Os viticultores da empobrecida região de Abruzzo sempre tiveram dificuldades para produzir e comercializar seus vinhos e agarravam-se à boia salvadora das grandes cooperativas. Com isso, elaboravam vinhos de pouca qualidade, baixíssimo preço, utilizando as castas Montepulciano d'Abruzzo, para os tintos, e Trebbiano d'Abruzzo, para os brancos. Eram vinhos largamente exportados, que colaboravam com a má reputação dos vinhos italianos no mercado internacional.
A grande maioria dos Trebbianos são até hoje vinhos de elevada acidez, corpo raquítico e aromas quase imperceptíveis. Tudo o que os consumidores atuais não aceitam.
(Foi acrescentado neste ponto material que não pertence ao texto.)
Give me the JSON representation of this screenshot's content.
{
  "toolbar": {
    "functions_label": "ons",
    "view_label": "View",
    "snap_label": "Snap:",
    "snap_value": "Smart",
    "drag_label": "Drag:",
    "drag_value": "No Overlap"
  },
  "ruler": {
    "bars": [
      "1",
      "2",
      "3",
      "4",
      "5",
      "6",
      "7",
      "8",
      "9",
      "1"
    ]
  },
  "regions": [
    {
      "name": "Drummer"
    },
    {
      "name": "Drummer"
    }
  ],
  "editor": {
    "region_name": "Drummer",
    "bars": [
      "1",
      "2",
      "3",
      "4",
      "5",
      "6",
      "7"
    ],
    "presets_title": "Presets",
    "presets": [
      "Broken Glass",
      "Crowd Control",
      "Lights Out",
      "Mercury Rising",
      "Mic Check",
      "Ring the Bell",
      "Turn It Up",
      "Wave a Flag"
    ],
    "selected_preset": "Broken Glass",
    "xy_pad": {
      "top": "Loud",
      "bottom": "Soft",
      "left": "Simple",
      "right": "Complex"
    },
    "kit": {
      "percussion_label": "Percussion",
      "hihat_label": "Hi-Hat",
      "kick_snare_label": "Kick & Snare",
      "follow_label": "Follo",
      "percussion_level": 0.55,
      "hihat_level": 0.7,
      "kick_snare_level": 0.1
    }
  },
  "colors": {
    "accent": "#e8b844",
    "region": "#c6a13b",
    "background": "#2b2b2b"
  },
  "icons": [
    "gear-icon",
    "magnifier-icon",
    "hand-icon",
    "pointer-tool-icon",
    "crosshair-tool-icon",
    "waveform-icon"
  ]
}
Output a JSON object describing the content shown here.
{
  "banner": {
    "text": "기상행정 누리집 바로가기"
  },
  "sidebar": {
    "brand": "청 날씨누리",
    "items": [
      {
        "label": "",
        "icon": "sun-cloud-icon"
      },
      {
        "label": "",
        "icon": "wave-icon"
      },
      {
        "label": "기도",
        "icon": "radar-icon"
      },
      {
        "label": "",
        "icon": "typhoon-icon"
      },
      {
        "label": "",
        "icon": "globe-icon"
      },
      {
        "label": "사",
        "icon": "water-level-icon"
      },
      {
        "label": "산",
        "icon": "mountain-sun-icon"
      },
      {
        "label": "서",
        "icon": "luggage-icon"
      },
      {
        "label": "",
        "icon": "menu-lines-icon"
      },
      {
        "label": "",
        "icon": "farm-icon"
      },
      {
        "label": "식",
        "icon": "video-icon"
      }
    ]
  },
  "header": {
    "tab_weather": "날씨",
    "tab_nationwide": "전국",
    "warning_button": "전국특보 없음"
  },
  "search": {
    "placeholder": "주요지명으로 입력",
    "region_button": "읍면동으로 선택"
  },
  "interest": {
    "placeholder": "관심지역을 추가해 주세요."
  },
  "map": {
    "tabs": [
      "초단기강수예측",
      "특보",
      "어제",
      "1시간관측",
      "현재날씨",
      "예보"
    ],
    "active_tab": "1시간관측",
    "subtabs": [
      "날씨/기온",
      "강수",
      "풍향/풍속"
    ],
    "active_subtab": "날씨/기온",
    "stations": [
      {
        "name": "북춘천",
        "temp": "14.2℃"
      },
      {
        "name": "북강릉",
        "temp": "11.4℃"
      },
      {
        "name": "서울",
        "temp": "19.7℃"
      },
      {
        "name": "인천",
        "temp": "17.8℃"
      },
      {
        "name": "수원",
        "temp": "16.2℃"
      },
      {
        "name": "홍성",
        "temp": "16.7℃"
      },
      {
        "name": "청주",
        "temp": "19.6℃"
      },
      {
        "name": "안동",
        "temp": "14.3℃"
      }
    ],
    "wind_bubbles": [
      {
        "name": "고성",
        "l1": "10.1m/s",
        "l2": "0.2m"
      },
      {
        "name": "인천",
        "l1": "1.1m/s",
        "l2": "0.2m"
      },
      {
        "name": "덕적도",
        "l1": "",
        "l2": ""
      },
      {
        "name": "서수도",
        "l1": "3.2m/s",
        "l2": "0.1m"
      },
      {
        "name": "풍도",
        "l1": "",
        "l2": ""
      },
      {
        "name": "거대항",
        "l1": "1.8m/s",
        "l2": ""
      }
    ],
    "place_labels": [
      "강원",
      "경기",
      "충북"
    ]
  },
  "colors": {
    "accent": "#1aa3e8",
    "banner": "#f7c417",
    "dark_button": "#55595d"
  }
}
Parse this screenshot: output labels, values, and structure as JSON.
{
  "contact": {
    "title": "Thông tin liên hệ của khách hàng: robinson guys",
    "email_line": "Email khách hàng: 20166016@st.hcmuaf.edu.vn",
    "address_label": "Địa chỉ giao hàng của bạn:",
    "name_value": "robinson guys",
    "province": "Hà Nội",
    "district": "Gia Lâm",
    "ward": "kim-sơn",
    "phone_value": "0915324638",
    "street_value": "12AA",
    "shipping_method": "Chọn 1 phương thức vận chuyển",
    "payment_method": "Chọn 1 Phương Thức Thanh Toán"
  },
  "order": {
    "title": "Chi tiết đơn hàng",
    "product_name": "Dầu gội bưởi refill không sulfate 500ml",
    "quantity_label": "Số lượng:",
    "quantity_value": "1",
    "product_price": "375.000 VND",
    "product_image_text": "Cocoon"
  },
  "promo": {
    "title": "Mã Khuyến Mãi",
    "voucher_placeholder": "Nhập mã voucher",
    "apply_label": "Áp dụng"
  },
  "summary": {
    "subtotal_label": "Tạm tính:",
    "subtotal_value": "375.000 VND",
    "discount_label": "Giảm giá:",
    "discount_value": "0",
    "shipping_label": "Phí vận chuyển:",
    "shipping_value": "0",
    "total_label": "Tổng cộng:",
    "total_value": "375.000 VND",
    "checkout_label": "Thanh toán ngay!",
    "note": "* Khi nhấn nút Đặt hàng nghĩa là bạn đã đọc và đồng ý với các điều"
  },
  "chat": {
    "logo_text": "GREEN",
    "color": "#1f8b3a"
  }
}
Pois em meio a esse cenário desolador, despontou Edoardo Valentini, da Azienda Agricola Valentini, localizada em Loreto Aprutino, conhecido como cientista louco, que com suas experimentações era equiparado por muitos à estatura de monstros sagrados como Angelo Gaia ou Josko Gravner. Com a morte do produtor, em 2006, seu filho Francesco Paolo Valentini, que herdou a sabedoria do pai, continuou trilhando os mesmos passos rumo ao reconhecimento: em 2011, o Gambero Rosso escolheu a Valentini como a Vinícola do Ano. Vamos combinar que não é pouca coisa, não...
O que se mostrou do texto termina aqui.